Most of the time when I am feeling good it is easy to forget that fear and believe that maybe, just maybe, I won’t ever feel like that again. But when I start to feel even just a little bit “off” sometimes it is enough to let the fear take over. All I can think about is how I can’t do this again. It’s too soon. I’m not ready. I’m not strong enough to deal with this bullshit again.

Treatment is a magical thing though. Therapy has helped me identify my symptoms and notice red flags. It has also taught me some good things to do to alleviate the bad feelings and head off a depressive episode a little. I have a greater awareness of what is happening in my brain and I can monitor those changes and keep an eye on them. And meds help to keep things a little more even so the ups and downs aren’t quite so sudden and violent. They are easier to recognize and manage.

So for right now I am aware of these little things. I am trying not to freak out. I am monitoring it but trying to stay chill. I am practicing my self care and I am taking my meds. I am practicing a new deep breathing thing when I start to feel overwhelmed. I am trying to get out in nature and to exercise. But I am also practicing balance and giving myself grace for those times when I just want to curl up on the couch with the dogs and do nothing at all. Because that is important too… in moderation.

If you are struggling here is your reminder to take care of yourself.

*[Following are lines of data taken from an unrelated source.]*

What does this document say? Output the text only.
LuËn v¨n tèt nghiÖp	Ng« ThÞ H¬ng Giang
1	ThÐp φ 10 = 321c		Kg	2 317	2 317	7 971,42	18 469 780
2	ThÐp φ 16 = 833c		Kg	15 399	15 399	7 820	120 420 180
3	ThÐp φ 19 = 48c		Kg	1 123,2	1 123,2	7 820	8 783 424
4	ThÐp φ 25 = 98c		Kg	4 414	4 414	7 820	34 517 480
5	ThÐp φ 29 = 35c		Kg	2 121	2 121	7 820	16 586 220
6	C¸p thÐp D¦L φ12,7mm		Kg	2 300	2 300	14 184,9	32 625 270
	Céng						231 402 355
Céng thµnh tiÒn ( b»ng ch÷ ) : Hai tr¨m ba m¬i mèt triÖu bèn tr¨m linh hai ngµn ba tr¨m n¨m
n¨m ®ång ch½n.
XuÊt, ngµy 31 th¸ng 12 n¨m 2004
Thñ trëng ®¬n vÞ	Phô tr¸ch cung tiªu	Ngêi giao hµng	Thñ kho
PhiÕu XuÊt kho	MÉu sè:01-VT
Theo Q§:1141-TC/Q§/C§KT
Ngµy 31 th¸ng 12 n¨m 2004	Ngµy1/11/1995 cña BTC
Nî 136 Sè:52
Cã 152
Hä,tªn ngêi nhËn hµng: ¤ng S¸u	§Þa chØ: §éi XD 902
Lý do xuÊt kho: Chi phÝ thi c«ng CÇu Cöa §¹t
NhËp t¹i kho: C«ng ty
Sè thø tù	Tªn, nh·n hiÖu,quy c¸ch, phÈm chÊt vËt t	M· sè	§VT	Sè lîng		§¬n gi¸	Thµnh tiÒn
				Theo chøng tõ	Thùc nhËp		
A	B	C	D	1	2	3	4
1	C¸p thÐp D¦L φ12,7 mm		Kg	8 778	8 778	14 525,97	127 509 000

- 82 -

Seek some kind of treatment if you need it, because that is NEVER a sign of weakness. Take your meds, set up an appointment with your therapist, or maybe just go for a walk in the woods because it is so fucking beautiful this time of year.

It may not be the beginning of the end. It may just be a cold. Or autumn. Or some crazy chakra thingy. Who really knows. Humans are crazy yo.

Just don’t forget that we need you, and you are worth it. Always. And if you need help reach out.

Just keep swimming.

Love to you all, the unconditional kind

P.S. If you are wondering about the butterfly reference in the title it has nothing to do with anything. I am just really scared of butterflies. As evidenced by this picture of me in a butterfly garden thingy on a recent vacation with my husband where he tried to convince me I needed to confront my fears. He can be a real asshole sometimes;)

Butterfly Hell

P.S.S. This is actual 100% fear, no exaggeration or acting on my part. And yes my husband is 100% laughing at me.